Letter plates come in all manner of designs and sizes to suit all periods from Victorian front doors to Post-Modern front doors. After ‘style’, the two most important considerations are size and location. Overall sizes of letter plates are still often quoted in inches and you will need one measuring 12” wide by 4” high (305 x 102mm) if you want to receive A4 size envelopes without folding. The classic Victorian four-panel door almost invites a letter plate in the centre of its mid-rail. The high-waisted proportions of a 1930s front door door suit a letter plate immediately below the glass, perhaps with the additional flourishes of a ‘shelf’ and ‘skirt’. From the postal worker’s viewpoint, letter plates should not be so low down that it becomes necessary to bend double to deliver your letters.
Some door designs – especially those with two tall panels – only really suit a letter plate placed on the vertical centre line.
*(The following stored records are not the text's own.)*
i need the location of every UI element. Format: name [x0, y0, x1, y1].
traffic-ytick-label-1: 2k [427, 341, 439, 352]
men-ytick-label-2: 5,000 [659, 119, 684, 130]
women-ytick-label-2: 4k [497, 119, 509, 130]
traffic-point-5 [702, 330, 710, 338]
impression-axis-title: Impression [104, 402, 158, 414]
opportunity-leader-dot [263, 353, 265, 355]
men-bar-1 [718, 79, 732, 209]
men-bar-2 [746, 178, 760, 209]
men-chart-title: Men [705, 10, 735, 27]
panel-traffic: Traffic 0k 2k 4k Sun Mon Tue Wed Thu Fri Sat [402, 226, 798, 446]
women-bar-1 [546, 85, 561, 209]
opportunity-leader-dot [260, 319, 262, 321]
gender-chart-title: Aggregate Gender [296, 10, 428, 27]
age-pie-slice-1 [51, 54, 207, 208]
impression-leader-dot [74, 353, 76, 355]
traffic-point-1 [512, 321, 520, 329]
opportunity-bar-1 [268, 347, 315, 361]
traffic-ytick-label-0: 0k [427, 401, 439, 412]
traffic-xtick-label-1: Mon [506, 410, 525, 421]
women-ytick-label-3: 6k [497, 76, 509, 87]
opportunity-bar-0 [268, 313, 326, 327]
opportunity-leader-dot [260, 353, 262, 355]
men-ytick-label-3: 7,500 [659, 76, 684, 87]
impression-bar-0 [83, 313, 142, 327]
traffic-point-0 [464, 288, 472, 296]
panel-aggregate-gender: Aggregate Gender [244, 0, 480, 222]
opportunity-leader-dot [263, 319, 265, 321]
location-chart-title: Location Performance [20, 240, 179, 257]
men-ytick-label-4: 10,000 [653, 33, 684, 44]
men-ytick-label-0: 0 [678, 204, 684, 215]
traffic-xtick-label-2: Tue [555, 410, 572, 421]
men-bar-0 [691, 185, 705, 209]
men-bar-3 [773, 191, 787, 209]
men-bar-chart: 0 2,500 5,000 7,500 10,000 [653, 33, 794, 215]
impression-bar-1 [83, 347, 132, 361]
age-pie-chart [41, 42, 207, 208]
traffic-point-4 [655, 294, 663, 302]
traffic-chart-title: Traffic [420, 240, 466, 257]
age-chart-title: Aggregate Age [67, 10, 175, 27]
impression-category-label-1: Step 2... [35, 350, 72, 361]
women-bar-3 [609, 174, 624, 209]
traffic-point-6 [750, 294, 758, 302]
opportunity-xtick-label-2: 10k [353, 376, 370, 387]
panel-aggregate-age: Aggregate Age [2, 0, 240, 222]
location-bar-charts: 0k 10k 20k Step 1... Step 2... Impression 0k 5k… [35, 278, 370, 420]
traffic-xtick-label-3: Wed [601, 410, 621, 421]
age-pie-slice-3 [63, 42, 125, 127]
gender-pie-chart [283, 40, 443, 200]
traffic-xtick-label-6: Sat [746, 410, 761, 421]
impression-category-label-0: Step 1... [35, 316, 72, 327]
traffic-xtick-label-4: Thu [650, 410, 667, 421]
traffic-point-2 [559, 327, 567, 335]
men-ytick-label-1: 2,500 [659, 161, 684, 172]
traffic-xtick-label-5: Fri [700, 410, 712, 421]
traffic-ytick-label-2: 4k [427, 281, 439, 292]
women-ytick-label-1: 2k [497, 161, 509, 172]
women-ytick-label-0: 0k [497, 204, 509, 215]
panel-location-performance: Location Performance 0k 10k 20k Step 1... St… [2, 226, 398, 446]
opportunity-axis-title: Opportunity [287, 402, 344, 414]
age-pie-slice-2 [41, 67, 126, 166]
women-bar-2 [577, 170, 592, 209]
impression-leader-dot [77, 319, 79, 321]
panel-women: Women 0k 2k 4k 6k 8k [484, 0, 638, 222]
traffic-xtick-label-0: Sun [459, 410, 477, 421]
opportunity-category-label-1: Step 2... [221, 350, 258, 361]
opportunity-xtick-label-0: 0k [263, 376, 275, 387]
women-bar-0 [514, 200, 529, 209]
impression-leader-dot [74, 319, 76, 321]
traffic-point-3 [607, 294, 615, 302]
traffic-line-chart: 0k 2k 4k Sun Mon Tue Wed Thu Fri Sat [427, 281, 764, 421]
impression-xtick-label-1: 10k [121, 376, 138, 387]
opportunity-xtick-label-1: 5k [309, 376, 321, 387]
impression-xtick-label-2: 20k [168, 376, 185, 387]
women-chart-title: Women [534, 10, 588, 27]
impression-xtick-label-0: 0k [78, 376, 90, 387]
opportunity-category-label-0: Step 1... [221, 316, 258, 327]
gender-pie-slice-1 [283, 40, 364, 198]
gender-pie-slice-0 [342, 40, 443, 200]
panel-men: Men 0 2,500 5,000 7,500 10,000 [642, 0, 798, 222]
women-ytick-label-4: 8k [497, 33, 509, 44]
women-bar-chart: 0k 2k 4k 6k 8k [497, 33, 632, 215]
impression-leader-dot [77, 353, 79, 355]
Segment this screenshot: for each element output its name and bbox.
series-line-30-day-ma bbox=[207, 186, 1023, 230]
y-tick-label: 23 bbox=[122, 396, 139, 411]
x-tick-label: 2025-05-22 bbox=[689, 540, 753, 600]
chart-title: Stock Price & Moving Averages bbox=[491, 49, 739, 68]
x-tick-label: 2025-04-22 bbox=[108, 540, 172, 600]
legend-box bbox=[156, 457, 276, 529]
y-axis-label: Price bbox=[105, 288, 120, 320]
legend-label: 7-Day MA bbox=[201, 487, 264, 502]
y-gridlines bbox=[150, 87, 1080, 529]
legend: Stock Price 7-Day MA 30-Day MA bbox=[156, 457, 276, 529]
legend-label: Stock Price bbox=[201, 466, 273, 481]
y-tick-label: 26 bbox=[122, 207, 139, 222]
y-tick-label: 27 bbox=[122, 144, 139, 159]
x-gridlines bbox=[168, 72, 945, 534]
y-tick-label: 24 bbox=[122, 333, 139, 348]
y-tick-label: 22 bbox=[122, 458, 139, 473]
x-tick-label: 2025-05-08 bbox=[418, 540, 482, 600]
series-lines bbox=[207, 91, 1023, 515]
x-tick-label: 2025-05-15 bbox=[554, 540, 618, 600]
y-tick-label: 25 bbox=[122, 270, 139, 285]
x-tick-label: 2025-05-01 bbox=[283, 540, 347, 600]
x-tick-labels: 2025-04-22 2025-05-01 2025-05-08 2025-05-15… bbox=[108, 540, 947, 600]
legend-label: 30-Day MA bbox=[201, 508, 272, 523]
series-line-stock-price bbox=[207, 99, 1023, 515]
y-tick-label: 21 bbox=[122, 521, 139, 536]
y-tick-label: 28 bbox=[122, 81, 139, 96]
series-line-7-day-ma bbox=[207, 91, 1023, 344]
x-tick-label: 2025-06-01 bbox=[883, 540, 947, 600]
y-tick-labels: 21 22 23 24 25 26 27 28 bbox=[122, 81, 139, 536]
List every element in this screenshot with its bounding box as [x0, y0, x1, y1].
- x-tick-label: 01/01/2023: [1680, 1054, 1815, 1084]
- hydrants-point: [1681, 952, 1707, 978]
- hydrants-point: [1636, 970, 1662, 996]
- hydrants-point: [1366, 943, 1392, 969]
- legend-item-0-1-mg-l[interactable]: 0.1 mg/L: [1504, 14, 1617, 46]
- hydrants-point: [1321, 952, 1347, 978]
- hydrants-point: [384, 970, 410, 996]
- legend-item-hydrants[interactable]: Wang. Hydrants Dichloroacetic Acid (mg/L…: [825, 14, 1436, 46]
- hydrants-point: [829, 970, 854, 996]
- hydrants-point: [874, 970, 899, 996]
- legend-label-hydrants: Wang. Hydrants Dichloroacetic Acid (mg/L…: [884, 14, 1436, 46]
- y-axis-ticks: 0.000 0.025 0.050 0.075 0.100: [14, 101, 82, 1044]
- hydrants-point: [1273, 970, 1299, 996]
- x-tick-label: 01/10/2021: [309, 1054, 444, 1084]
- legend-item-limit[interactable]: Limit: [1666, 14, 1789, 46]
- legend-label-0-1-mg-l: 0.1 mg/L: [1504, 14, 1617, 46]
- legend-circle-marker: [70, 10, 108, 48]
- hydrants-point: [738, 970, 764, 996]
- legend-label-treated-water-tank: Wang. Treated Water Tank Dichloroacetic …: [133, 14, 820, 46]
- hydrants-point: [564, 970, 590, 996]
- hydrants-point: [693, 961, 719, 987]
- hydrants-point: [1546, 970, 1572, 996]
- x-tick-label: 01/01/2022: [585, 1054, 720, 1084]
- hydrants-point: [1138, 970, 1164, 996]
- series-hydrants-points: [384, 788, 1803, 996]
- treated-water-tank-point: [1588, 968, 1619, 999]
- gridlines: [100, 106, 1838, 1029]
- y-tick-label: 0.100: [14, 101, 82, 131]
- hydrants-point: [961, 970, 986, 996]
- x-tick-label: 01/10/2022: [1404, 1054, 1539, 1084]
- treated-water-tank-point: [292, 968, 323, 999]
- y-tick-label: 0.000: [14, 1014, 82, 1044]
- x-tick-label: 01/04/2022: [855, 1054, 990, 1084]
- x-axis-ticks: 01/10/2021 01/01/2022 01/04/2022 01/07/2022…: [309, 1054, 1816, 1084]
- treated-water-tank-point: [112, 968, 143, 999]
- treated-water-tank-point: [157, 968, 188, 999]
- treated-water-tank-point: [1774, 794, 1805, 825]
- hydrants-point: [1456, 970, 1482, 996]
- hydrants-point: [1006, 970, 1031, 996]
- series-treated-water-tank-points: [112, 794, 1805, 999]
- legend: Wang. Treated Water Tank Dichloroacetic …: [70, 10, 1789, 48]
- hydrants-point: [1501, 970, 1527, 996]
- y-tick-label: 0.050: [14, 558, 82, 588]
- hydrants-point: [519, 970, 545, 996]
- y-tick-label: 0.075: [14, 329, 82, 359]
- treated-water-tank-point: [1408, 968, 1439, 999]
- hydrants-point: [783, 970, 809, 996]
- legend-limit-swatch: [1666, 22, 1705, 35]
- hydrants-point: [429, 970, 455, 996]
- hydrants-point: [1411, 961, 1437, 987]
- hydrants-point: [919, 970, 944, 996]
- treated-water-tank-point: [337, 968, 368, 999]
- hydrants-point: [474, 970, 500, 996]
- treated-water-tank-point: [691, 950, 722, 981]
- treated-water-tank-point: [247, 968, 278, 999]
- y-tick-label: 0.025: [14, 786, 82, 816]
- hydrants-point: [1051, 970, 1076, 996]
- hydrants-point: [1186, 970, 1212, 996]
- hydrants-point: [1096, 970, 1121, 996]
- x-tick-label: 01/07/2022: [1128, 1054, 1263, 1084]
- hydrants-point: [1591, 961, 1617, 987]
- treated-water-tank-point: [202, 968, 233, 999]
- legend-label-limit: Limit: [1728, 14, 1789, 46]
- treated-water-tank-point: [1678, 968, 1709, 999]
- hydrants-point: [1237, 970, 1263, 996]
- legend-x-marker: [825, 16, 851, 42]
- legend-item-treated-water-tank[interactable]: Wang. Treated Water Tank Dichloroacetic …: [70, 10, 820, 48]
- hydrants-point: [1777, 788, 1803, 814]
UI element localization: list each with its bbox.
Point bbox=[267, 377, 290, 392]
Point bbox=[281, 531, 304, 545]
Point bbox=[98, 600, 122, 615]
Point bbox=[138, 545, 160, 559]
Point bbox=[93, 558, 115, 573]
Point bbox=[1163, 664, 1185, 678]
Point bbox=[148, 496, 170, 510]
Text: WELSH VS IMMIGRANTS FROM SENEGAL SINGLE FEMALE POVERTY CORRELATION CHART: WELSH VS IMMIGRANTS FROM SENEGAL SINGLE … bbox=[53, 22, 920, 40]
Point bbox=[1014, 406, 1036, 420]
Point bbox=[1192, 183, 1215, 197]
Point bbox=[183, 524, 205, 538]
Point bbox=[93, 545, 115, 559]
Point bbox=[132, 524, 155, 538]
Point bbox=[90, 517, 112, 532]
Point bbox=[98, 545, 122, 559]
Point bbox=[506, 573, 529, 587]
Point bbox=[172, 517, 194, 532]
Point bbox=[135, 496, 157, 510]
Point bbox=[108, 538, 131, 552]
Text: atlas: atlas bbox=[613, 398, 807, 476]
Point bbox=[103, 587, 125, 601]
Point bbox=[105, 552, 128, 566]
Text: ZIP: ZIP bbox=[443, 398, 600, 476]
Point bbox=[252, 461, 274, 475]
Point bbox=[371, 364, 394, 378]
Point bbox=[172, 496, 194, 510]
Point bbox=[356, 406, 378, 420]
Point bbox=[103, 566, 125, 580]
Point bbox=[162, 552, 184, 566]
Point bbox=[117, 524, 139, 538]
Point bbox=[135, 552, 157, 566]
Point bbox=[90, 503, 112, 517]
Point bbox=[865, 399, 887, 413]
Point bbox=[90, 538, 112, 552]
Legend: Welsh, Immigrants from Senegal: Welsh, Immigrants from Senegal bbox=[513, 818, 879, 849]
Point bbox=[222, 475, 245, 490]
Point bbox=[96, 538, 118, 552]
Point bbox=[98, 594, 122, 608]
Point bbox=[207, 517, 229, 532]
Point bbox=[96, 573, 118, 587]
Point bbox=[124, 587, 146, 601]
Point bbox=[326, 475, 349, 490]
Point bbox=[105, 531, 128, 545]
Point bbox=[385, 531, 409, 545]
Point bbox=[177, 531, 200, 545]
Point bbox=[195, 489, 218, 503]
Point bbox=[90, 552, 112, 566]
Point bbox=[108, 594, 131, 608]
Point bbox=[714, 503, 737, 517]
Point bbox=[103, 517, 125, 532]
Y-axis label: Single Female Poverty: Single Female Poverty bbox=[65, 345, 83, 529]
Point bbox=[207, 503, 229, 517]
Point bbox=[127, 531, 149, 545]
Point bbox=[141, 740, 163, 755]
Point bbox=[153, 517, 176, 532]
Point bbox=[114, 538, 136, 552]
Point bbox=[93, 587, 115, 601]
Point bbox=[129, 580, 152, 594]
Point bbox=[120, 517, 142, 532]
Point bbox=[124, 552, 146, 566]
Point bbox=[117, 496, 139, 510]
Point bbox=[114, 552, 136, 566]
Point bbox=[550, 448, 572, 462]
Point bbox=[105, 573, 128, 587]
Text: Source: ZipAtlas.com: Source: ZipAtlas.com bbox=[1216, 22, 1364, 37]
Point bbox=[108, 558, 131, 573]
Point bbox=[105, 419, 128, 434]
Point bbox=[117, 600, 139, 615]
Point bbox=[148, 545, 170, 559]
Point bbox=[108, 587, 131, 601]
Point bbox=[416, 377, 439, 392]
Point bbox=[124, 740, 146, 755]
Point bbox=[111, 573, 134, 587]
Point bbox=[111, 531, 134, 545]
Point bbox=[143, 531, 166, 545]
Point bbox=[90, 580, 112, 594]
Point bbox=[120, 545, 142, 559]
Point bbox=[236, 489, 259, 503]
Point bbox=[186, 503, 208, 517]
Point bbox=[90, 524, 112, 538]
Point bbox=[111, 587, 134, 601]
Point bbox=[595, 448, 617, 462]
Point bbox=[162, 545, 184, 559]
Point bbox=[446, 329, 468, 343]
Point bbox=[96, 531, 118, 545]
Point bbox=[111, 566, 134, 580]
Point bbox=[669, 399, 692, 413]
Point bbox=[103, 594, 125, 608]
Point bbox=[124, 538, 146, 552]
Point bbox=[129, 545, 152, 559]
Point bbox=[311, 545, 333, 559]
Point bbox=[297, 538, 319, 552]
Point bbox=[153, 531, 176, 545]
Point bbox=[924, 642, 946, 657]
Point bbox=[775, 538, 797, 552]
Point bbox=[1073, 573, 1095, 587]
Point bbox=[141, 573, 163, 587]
Unfortunately, very few letter plates have the hinge on the short side so you are likely to end up using one which was intended to be fixed horizontally. Slightly strange, I feel. Remember also that, in the world of door furniture, very little is standard. Before rushing to replace your existing letter plate with a shiny new model, do pause to measure the dimensions of the existing aperture behind it. Will the flap on your new letter plate open into this slot?
A nice round or octagonal centre knob adds dignity to a period front door and serves a useful purpose for pulling a large door closed behind you. Another option is to combine either the door-pull or the knocker with the letter plate. A plate with an integral knocker is termed a ‘postal knocker’. One with a rigid handle is a ‘postal handle’. Knockers – dare I say it? – can be either large and ornate or slim and unobtrusive. Take your pick. ‘Lion’s Head’, ‘Ring’, ‘Georgian Urn’, ‘Scroll’, and ‘Doctor’ are only some of the descriptive titles for the choices available. The great advantage they have over door bells is that knockers always work and don’t rely on batteries or wires. So often these days you press a door bell and seemingly nothing happens – and you don’t want to seem impatient by pressing it again too soon or holding down the button for too long. Take our advice and knock, knock!